Matt Flaherty, MD, a neurologist at the University of Cincinnati Neuroscience Institute, associate professor of neurology at the UC College of Medicine, Ohio, and lead author of the STOP-IT trial, said that part of the problem with the timing was logistics.

Dr Matt Flaherty

"Because we're testing a new treatment paradigm, people had to get the CT angiogram, recognize the spot sign, consent the patient in the trial, so there are a lot of steps you have to do," Dr Flaherty said. "So we think it's feasible, but it's not going to be easy, and it will require really good organization moving forward. It's also more challenging because there are fewer intracerebral hemorrhage patients than ischemic stroke patients, so you have fewer coming through the door to begin with, so it's harder to recruit a sizable number of people into the trial."

That delay might also explain why the spot-sign biomarker didn't perform as well as they had hoped, Dr Gladstone added. "Although it was statistically a significant predictor of final ICH volumes, the spot sign was not associated with a large magnitude of hematoma expansion," he said. "The magnitude of hematoma expansion that we observed was quite small indeed, and much less than expected based on the previous observational studies of spot-positive patients, and this may have to do with our other inclusion and exclusion criteria."

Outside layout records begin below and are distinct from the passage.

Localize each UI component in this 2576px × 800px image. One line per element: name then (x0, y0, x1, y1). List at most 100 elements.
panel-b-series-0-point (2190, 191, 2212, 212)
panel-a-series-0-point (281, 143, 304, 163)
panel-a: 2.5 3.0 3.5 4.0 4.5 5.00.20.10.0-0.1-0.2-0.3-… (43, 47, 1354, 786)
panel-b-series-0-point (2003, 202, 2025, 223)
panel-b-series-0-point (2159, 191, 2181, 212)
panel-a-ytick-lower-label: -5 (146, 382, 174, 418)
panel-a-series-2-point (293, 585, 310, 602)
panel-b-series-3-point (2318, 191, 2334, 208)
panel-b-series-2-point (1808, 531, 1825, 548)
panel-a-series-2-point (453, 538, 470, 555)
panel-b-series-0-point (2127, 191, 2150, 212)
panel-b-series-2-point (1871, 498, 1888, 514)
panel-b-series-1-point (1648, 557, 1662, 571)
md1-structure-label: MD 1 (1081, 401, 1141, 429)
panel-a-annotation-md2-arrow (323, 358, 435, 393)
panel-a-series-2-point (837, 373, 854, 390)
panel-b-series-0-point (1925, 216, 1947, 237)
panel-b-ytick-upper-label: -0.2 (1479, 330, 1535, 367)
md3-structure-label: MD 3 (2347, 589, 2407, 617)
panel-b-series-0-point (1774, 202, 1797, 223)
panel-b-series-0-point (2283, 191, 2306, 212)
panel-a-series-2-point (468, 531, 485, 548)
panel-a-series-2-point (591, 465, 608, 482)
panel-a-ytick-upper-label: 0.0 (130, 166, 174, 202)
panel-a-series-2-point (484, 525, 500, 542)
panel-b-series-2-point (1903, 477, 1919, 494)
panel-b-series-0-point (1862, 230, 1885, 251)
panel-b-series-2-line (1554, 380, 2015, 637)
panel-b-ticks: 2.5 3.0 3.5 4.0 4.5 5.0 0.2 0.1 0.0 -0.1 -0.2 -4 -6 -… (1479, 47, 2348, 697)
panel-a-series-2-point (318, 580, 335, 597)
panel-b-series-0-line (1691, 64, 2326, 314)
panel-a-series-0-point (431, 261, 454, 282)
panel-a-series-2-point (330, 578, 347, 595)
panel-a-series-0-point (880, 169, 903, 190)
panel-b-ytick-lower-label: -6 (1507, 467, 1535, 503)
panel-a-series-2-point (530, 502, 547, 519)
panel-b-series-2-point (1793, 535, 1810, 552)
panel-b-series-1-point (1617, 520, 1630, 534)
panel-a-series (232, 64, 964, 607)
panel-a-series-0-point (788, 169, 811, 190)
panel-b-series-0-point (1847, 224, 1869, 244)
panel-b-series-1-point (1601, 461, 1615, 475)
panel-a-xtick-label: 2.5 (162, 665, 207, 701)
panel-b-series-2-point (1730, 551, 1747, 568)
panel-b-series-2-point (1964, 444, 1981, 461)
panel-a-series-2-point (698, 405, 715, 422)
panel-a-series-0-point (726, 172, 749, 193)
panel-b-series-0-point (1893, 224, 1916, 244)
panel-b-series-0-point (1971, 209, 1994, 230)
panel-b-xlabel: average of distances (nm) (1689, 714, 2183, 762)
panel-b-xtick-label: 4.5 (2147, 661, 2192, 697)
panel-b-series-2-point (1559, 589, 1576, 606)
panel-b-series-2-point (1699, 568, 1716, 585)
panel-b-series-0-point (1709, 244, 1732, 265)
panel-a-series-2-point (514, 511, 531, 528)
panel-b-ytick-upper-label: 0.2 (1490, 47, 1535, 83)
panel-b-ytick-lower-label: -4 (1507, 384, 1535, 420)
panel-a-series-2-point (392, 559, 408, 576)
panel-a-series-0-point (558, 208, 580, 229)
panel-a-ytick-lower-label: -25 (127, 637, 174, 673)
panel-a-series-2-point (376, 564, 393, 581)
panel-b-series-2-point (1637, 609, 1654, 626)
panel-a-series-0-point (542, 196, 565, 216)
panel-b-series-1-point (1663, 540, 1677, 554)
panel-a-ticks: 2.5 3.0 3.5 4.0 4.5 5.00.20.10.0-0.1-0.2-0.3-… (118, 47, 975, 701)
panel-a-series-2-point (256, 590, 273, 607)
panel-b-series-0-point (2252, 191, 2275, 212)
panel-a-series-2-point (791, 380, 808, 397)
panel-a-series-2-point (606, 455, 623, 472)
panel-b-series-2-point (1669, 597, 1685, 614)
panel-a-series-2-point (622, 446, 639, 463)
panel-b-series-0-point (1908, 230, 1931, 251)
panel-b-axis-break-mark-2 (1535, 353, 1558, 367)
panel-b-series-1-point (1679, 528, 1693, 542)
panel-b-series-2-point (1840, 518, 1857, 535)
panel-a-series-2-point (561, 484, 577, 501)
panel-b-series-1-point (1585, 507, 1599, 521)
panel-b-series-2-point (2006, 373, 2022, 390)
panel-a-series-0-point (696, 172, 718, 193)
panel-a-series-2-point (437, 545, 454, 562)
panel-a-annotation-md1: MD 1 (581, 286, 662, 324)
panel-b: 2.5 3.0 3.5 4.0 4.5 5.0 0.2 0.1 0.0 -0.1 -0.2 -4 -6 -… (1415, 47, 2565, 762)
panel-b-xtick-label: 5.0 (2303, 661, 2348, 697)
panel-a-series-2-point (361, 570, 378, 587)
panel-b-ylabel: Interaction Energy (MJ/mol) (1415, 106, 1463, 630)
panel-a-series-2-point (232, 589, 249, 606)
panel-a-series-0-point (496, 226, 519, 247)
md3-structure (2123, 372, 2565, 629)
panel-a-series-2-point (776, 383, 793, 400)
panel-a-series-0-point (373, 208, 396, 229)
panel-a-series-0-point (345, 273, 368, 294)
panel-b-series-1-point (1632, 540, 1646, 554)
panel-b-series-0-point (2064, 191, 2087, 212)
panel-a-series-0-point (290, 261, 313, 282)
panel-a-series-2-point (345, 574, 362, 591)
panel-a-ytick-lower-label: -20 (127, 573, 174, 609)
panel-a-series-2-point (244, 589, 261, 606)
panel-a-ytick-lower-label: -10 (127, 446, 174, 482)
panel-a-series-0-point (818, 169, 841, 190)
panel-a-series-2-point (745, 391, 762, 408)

There was a higher proportion of deep bleeds rather than lobar, for example, but it may also relate to variability among spot signs, Dr Gladstone said. "As we're understanding more about the concept of the spot sign, we're realizing there can be many different types of spot signs associated with different rates of bleeding, and that ranges from the rapid gushers to the slow oozers, to other spot signs that behave more like spot-negative patients."

Further research will look more closely at the characteristics of the "big bleeders," he said, and future studies should perhaps use more refined tools, such as spot-sign scores, or other imaging features that might be more powerful predictors.

"Finally, the very small sample size limits our ability to make definitive conclusions here, so this remains an open, ongoing, unanswered research question, and we believe very strongly that hemostatic therapy research for ICH must be pursued further, but first we have to rethink how we use the spot sign for patient selection," Dr Gladstone concluded.

"Our data does support the value of the spot sign as a clinical tool for patient prognostication in the emergency department, but for clinical trial patient selection, it may not be an adequate substitute for a narrow time window," he added. They think the time window for effective intervention may be as short as within 90 minutes of stroke onset, like for ischemic stroke.

To facilitate this earlier treatment, they would like to see ICH trials move into the prehospital setting. "The advent of the mobile stroke unit is extremely exciting, and we would like to see ICH patients diagnosed and treated in the ambulance, and of course, this would be great facilitated by the use of waiver of informed consent procedures, and safer hemostatic agents where there is less worry about the potential for thrombotic complications."

Bruce Ovbiagele, MD, chairman of neurology at the Medical University of South Carolina in Charleston, and chair of the ISC 2017 Program Committee, also noted the issue of time to treatment.

Dr Bruce Ovbiagele

"I think the attraction of the SPOTLIGHT/STOP-IT trial is that here you have a devastating condition with no treatment whatsoever, and you potentially have an imaging marker that is widely available," he noted during the press conference.

"The only issue was one of timing it looks like, for the most part," Dr Ovbiagele said. "So I endorse their trying to incorporate this into the prehospital model, so I would love to see this potentially investigated in that sense."

The findings also build on previous knowledge, he added. "It confirms the issue of the marker being valid, but it definitely tells us that we really need to be fast."

SPOTLIGHT was funded by the Canadian Institutes of Health Research, Ontario Stroke Network, and Ontario Ministry of Research & Innovation. STOP-IT was funded by the National Institute of Neurological Disorders and Stroke. Dr Gladstone has disclosed no relevant financial relationships.

International Stroke Conference (ISC) 2017. Abstract LB16. Presented February 24, 2017.